1860'tan bu yana süregelen 'asimetrik düzen'in kontrolünde
yürütülen 'küresel faiz kıskacı', 'asimetrik düzen'in
patronajlığını yürüten 'Anglo- Sakson Sistem'e üç önemli alanda
küresel kaynakların akmasını sağlamakta.
Birinci alan küresel tasarrufların ağırlıklı olarak dolar ve bir
ölçüde sterlinde yoğunlaşmasını sağlayarak, dünya finans sisteminin
kontrolü. İkincisi, önde gelen gelişmiş ve gelişmekte olan ülke
finans ve finans dışı kurumlarının ağırlıklı olarak dolar cinsinden
borçlanmalarının, ABD Doları'na olan bağımlılığın
güçlendirilmesi.
Üçüncüsü, küresel ekonomik sistemde öne çıkan ekonomilerin IMF,
Dünya Bankası, OECD, DTÖ gibi kuruluşlar aracılığıyla, yerel
ekonomilerini uluslararası sermaye hareketlerine, yerel paralarını
serbest dalgalanmaya ve serbest ticarete açık hale getirmelerinin
özendirilmesi.
Böylece, ABD Doları'na bağımlı, uluslar üstü şirketlerin her daim
ucuz işgücü, ucuz enerji, ucuz hammadde bulabildiği; önde gelen
gelişmekte olan ülkelerin birbirleri aleyhine sürekli fiyat
kırarak, bir birim ihracattan daha düşük katma değer elde
ettikleri, dolar likiditesine ihtiyacın sürekli arttığı,
uluslararası derecelendirme kuruluşları - uluslararası finans
kuruluşları - IMF kıskacında, ülkelerin önce 'pohpohlandığı',
ardından 'borçlanmaya' teşvik edildiği, ardından 'krize
sürüklendiklerinin' iddia edildiği, son noktada da krizden çıkmak
için tekrar 'ağır faiz' yüküyle yeniden borçlandırıldıkları sayısız
acı örnek.

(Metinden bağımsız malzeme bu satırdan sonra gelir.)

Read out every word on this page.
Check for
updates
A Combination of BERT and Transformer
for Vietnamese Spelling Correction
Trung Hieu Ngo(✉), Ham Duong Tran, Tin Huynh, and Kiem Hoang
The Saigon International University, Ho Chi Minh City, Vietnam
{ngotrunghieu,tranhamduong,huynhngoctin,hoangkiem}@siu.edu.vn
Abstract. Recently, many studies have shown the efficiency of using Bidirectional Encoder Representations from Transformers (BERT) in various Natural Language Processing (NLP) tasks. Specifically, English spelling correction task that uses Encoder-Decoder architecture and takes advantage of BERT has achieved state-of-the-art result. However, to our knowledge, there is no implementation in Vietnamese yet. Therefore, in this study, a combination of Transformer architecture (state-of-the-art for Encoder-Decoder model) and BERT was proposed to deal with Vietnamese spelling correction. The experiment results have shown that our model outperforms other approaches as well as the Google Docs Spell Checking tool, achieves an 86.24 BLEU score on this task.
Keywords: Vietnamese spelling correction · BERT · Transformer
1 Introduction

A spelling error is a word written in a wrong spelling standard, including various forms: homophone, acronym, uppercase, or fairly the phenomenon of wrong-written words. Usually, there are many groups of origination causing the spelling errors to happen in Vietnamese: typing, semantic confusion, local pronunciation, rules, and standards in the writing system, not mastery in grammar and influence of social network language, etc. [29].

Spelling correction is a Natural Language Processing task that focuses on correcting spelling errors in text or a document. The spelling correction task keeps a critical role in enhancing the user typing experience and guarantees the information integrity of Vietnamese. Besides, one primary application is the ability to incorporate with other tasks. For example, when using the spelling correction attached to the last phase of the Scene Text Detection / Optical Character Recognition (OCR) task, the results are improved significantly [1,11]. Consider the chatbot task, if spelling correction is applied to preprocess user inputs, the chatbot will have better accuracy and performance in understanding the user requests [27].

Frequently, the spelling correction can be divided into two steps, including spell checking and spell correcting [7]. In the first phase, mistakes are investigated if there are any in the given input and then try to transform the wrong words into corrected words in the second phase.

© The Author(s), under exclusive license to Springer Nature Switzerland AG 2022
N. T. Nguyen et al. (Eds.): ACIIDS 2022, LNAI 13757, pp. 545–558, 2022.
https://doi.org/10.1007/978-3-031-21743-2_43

Arjantin, İzlanda, İrlanda, Ekvador, Yunanistan 'küresel
finans kıskacı'nın oyun kurucusu finansal tetikçilerle son dönemde
bu süreci yaşadılar.
Brezilya, Güney Afrika, Endonezya, Venezüella aynı sürecin içine
çekilmeye çalışılıyor. Arjantin IMF ile anlaşmak durumunda
kaldı.
Türkiye ise, 2008 küresel finans krizi esnasında 'IMF' bazlı
'küresel kıskaç'a yeniden alınmaya çalışıldı. Bu kıskacı bertaraf
ettik, ekonomik kuşatmayı yardık.
Cumhurbaşkanı Erdoğan'ın liderlik vizyonuyla, 'one minute'
dedik;
'Dünya 5'ten büyüktür' dedik. Türkiye milli egemenlik ve milli
iradesiyle gelişmekte olan ekonomileri cesaretlendirdikçe, kendi
ayakları üzerinde 'küresel finansal kuşatma'yı yardıkça, Çin,
Rusya, Katar ile yeni ekonomik- ticarifinansal bir işbirliği
mimarisi oluşturdukça, Türkiye'nin 'kötü' örnek olmasından giderek
daha fazla nefret eder hale geldiler. Türkiye, 'IMF'siz,
yerli-milli yüksek teknolojiye dayalı yeni bir kalkınma hamlesi,
yeni bir ekonomik model ve tarihi bir Milli Tasarruf Seferberliği
ile, 2 yıl bu süreci basiretle ve kararlılıkla yürütürse, asimetrik
düzenin yıkılması sürecini hızlandıran ülke olacak. Bu nedenle, tüm
uluslararası kuruluşlar ve 'tetikçiler'i üzerinden yapılan 'IMF'
baskısının perde arkasını iyi okuyalım.